O setor da pesca da Europa tem o maior número de portos comerciais (1.200) e a maior frota mercante do mundo, sendo que 90% desse comércio mercante é realizado com terceiros países. Além disso, 40% do comércio interno da Europa são efetuados por mar.

Este setor representa cerca de 5,4 milhões de postos de trabalho e gera um valor acrescentado bruto de cerca de 500 bilhões de euros por ano.

O setor pesqueiro europeu é o quarto maior do mundo, fornecendo anualmente cerca de 6,4 milhões de toneladas de peixe. A pesca e sua transformação garantem mais de 350 mil postos de trabalho, com potencial para muito mais.

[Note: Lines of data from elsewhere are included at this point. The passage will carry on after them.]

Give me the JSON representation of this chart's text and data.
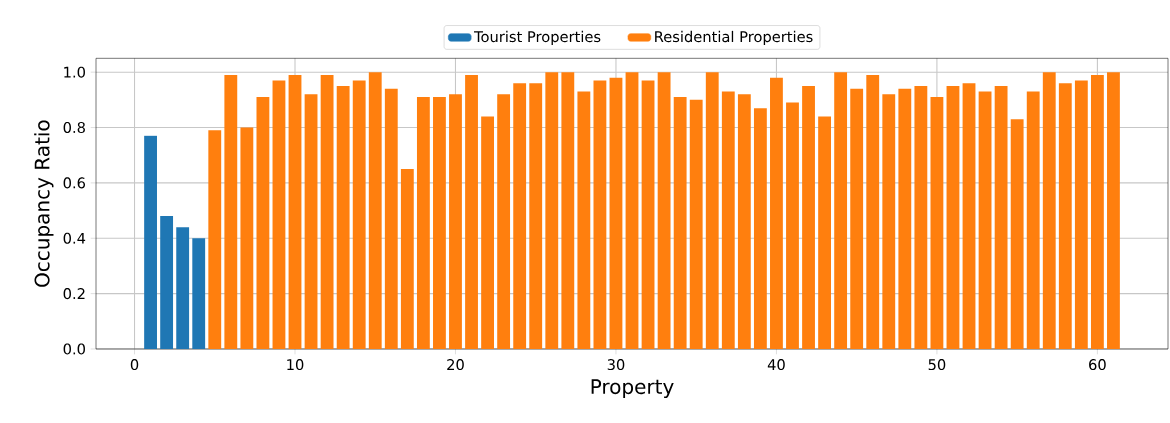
{
  "chart_data": {
    "type": "bar",
    "xlabel": "Property",
    "ylabel": "Occupancy Ratio",
    "series": [
      {
        "name": "Tourist Properties",
        "color": "#1f77b4",
        "x": [
          1,
          2,
          3,
          4
        ],
        "values": [
          0.77,
          0.48,
          0.44,
          0.4
        ]
      },
      {
        "name": "Residential Properties",
        "color": "#ff7f0e",
        "x": [
          5,
          6,
          7,
          8,
          9,
          10,
          11,
          12,
          13,
          14,
          15,
          16,
          17,
          18,
          19,
          20,
          21,
          22,
          23,
          24,
          25,
          26,
          27,
          28,
          29,
          30,
          31,
          32,
          33,
          34,
          35,
          36,
          37,
          38,
          39,
          40,
          41,
          42,
          43,
          44,
          45,
          46,
          47,
          48,
          49,
          50,
          51,
          52,
          53,
          54,
          55,
          56,
          57,
          58,
          59,
          60,
          61
        ],
        "values": [
          0.79,
          0.99,
          0.8,
          0.91,
          0.97,
          0.99,
          0.92,
          0.99,
          0.95,
          0.97,
          1.0,
          0.94,
          0.65,
          0.91,
          0.91,
          0.92,
          0.99,
          0.84,
          0.92,
          0.96,
          0.96,
          1.0,
          1.0,
          0.93,
          0.97,
          0.98,
          1.0,
          0.97,
          1.0,
          0.91,
          0.9,
          1.0,
          0.93,
          0.92,
          0.87,
          0.98,
          0.89,
          0.95,
          0.84,
          1.0,
          0.94,
          0.99,
          0.92,
          0.94,
          0.95,
          0.91,
          0.95,
          0.96,
          0.93,
          0.95,
          0.83,
          0.93,
          1.0,
          0.96,
          0.97,
          0.99,
          1.0
        ]
      }
    ],
    "xlim": [
      -2.4,
      64.4
    ],
    "ylim": [
      0,
      1.05
    ],
    "xticks": [
      0,
      10,
      20,
      30,
      40,
      50,
      60
    ],
    "yticks": [
      {
        "value": 0,
        "label": "0.0"
      },
      {
        "value": 0.2,
        "label": "0.2"
      },
      {
        "value": 0.4,
        "label": "0.4"
      },
      {
        "value": 0.6,
        "label": "0.6"
      },
      {
        "value": 0.8,
        "label": "0.8"
      },
      {
        "value": 1.0,
        "label": "1.0"
      }
    ],
    "grid": true,
    "legend": "top"
  }
}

E todos os esforços do governo local são voltados para garantir a pesca sustentável, tanto econômica como ambientalmente, além de proteger os interesses dos consumidores e dos empresários pesqueiros que trazem arrecadação de impostos e garantem empregos e sustentabilidade para o setor.

 

4. Leis de Incentivo à Pesca na Europa e Suas Consequências

A Comunidade Europeia estabeleceu novas regras para de incentivo à pesca, bem como um planejamento a longo prazo denominado “Crescimento Azul”. Fonte: Pixabay.

 

A Comunidade Europeia estruturou uma reforma da política comum das pescas que entrou em vigor em janeiro de 2014, devido a uma crise sem precedentes no pescado europeu, visando garantir os meios de subsistência, gerar emprego, evitar a sobrepesca e a pobreza imediata das comunidades e cidades que dependiam desta fonte de renda, além de arrecadar mais tributos e incentivar a população a se alimentar mais dos alimentos marinhos em geral.

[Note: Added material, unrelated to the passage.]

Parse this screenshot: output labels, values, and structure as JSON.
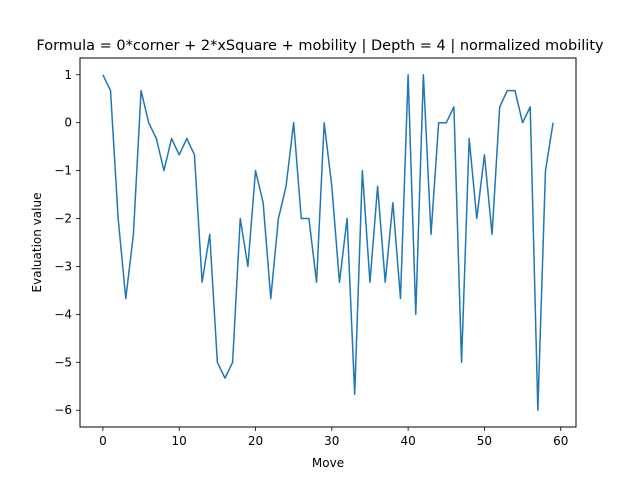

Com a criação de um Fundo Europeu dos Assuntos Marítimos e das Pescas entre 2014 e 2020 foram financiados projetos para introduzir técnicas de pesca inovadoras, criar vias de escoamento para os produtos do mar, objetivando uma melhoria logística impressionante no setor, criar armazéns especializados em pescados com refrigeração adequada, aumentar o número de contêineres dedicados ao transporte de pescados – como o reefer (contêiner refrigerado).

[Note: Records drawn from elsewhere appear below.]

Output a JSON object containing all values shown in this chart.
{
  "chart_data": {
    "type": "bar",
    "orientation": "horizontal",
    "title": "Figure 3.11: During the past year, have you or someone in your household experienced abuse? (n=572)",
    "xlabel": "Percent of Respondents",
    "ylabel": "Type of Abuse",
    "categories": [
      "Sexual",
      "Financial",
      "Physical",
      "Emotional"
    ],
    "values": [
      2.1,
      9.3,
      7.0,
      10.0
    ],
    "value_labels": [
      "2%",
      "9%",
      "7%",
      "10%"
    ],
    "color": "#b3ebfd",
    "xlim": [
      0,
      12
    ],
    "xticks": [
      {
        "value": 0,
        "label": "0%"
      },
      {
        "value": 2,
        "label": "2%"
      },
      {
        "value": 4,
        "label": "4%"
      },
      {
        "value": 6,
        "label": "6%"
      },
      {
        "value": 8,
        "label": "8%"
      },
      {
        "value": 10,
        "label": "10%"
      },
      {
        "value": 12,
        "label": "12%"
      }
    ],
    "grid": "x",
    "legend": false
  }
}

Outra medida assertiva do governo europeu foram as novas regras na rotulagem de peixe, moluscos, crustáceos e algas, com a obrigatoriedade da denominação comercial e o nome científico da espécie, bem como se o produto foi capturado no mar, em água doce ou cultivado (e que tipo de cultivo), a zona de captura ou de produção e o tipo de arte de pesca utilizada, se o produto sofreu algum processo de descongelamento ou não, e em que momento. E tudo isso em conformidade com as regras gerais em matéria de rotulagem dos gêneros alimentícios europeu.

Como a Europa tem um bom planejamento e elabora suas políticas a longo prazo as estratégias para pesca receberam o nome “Crescimento Azul” e incluem os seguintes pontos:

  • Desenvolvimento de diversos setores relacionados a água como a aquicultura, o turismo costeiro, a energia oceânica e a exploração mineira dos fundos marinhos;
  • Promoção do conhecimento e da segurança jurídica através de um mapa dos fundos marinhos europeus com equipamentos de altíssima tecnologia, tornando as atividades marítimas muito mais eficientes e sustentáveis;
  • Atuação com rigor na integração da fiscalização marítima dotando as autoridades marítimas de novos instrumentos para partilha de informações, com a finalidade de obter custos menores e mais eficácia;
  • Elaboração de novas estratégias adaptadas a áreas específicas, já que cada uma destas regiões se encontram em temperaturas diferentes e sofrem uma influência forte na vida dos animais marinhos de espécies diferentes como nos Mares Adriático e Egeu, Oceano Ártico, Oceano Atlântico, Mar Báltico, Mar Negro, Mediterrâneo, Mar do Norte, promovendo também a cooperação entre os países limítrofe.

 

5. Incentivo de Tratados Comerciais para Acesso à Mares Longínquos

Os europeus negociaram em organizações internacionais para permitir o acesso à pesca em Mares Longínquos e se saíram vitoriosos. Fonte: Pixabay.

 

Outra medida que beneficiou os europeus foi a negociação no âmbito das organizações internacionais para garantir uma regulação transparente e sustentável das águas de todo o mundo, permitindo o acesso à pesca em águas longínquas, nas mesmas condições de sustentabilidade aplicáveis dentro da União Europeia (EU), o que aumentou em demasia a garantia do abastecimento do mercado europeu, gerado mais emprego, arrecadando mais tributos e aquecendo a economia europeia, além de divulgar e promover a imagem do continente no exterior.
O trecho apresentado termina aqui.